İstanbul'da yaşanan olay adeta bir gerilim filminden fırlamış gibi. Sıradan bir arkadaşlık, inanılmaz bir vahşete dönüşmüş. Öyle ki, insanın aklı almıyor doğrusu.
Olayın merkezinde iki isim var: Murat A. ve Mustafa K. İkisi de mühendis. Aynı evi paylaşıyorlar, aynı hayalleri kuruyorlar - ta ki o korkunç güne kadar.
Buzdolabındaki Korkunç Sır
Her şey 14 Temmuz'da başlıyor. Murat A., Mustafa K.'yı öldürüyor. Peki ya sonra? İnanması güç ama cesedi... buzdolabına koyuyor. Evet, yanlış duymadınız. Günlerce orada saklıyor.
Bu sırada da asıl planını uygulamaya koyuluyor. Kurbanın banka hesaplarına el koyuyor. Kredi çekiyor, paraları transfer ediyor. Adeta bir hayalet gibi hareket ediyor.
Kayıp Şikayeti ve Korkunç Keşif
Aileler Mustafa'nın kaybolduğunu fark edip şikayette bulunuyor. Polis soruşturma başlatıyor. Murat A. ifade veriyor ama hikayesi tutarsız. "Mustafa İzmir'e gitti" diyor ama kimse inanmıyor.

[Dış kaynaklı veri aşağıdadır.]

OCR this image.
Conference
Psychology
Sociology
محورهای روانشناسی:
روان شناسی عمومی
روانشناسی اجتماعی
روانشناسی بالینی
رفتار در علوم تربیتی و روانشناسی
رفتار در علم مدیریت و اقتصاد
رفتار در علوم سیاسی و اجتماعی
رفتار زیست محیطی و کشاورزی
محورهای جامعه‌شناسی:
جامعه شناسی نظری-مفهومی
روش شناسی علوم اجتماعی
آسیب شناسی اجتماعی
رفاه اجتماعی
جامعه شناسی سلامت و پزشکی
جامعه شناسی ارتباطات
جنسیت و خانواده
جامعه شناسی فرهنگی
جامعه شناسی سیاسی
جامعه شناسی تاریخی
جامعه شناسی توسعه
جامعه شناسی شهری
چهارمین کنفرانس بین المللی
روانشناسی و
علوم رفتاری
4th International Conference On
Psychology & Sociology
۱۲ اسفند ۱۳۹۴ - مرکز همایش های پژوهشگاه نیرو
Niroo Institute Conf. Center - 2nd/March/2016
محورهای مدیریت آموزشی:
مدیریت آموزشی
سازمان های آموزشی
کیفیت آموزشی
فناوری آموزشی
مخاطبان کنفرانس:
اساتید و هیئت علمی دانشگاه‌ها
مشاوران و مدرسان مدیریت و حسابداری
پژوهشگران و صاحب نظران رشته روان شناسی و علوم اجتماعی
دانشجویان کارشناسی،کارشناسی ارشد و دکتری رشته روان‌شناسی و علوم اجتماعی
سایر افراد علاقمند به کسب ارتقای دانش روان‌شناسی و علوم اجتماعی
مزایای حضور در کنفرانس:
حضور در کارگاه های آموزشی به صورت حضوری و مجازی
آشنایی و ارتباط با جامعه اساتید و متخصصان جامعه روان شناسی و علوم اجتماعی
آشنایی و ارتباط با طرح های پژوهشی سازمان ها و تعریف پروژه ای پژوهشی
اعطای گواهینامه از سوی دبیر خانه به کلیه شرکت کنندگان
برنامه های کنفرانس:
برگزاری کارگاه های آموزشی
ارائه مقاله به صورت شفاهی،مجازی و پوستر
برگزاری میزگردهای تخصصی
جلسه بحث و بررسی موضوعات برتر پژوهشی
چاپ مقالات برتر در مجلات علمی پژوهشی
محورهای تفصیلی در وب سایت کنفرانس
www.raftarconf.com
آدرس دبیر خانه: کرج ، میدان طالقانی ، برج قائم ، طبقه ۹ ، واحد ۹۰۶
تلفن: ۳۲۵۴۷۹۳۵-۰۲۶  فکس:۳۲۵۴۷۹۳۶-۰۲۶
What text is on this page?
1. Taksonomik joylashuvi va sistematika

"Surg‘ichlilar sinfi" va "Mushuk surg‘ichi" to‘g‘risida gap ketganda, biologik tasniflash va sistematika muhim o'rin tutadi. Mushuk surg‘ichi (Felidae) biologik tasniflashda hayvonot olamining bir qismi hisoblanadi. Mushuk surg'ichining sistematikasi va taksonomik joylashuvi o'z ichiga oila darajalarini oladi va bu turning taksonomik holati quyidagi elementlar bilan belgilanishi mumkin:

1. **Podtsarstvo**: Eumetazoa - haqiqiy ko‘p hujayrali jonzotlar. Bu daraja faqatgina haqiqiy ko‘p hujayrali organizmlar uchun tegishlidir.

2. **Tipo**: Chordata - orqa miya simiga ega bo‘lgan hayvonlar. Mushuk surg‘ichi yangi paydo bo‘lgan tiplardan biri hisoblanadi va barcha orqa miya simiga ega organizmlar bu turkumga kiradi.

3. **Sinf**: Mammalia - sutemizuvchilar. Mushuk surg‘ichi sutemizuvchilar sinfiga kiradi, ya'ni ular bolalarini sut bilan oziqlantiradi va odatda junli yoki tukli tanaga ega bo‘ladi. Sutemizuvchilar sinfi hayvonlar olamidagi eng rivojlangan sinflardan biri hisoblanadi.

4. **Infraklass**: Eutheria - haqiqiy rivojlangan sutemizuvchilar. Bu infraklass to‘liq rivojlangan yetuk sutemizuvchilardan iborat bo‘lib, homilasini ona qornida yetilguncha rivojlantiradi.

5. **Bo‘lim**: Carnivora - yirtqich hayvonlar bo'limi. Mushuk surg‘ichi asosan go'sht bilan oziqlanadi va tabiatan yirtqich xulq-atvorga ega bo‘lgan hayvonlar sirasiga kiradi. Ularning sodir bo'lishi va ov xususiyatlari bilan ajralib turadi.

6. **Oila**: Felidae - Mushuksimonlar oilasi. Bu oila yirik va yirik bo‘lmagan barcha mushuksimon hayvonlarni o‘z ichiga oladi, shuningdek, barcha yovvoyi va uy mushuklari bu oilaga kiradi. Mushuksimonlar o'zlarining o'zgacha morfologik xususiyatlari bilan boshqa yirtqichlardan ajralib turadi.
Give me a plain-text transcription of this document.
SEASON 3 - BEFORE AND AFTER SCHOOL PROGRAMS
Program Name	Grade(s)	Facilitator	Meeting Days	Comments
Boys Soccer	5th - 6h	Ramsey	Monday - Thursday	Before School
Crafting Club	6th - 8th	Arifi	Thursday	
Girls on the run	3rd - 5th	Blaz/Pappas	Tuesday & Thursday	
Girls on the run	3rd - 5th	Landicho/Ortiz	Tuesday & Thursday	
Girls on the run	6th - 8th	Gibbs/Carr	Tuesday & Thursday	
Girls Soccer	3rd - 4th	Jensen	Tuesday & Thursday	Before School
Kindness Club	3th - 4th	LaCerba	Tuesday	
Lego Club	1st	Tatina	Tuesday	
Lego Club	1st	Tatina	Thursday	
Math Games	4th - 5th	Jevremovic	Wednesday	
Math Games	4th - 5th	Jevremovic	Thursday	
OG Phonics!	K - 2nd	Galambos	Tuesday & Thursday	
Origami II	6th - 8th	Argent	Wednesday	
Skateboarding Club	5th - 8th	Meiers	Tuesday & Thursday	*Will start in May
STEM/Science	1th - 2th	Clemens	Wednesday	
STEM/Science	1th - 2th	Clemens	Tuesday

Polis eve girme kararı alıyor. İşte o an her şey ortaya çıkıyor. Buzdolabını açıyorlar ve... Mustafa'nın cesediyle karşılaşıyorlar. Görgü tanıkları o anı anlatmaktan bile korkuyor.
Para İçin İşlenen Dehşet
Olayın finansal boyutu da en az cinayet kadar şok edici. Zanlı, kurbanın hesaplarından tam 170 bin lira çekmiş. Üstelik kredi bile başvurusunda bulunmuş.
Savcılık iddianamesi hazır. Murat A. için "kasten öldürme" ve "nitelikli dolandırıcılık" suçlamaları var. Ömür boyu hapis istemiyle yargılanacak.
İstanbul Adliyesi'nde devam eden duruşmalar tüm hızıyla sürüyor. Aile adalet arıyor. "Oğlumuzun katili en ağır şekilde cezalandırılsın" diyorlar.
Bu olay insanın en yakınındakine bile güvenemeyeceğini gösterdi. Para uğruna işlenen bu vahşet, toplum olarak hepimizi derinden yaraladı. Umarız adalet en kısa sürede tecelli eder.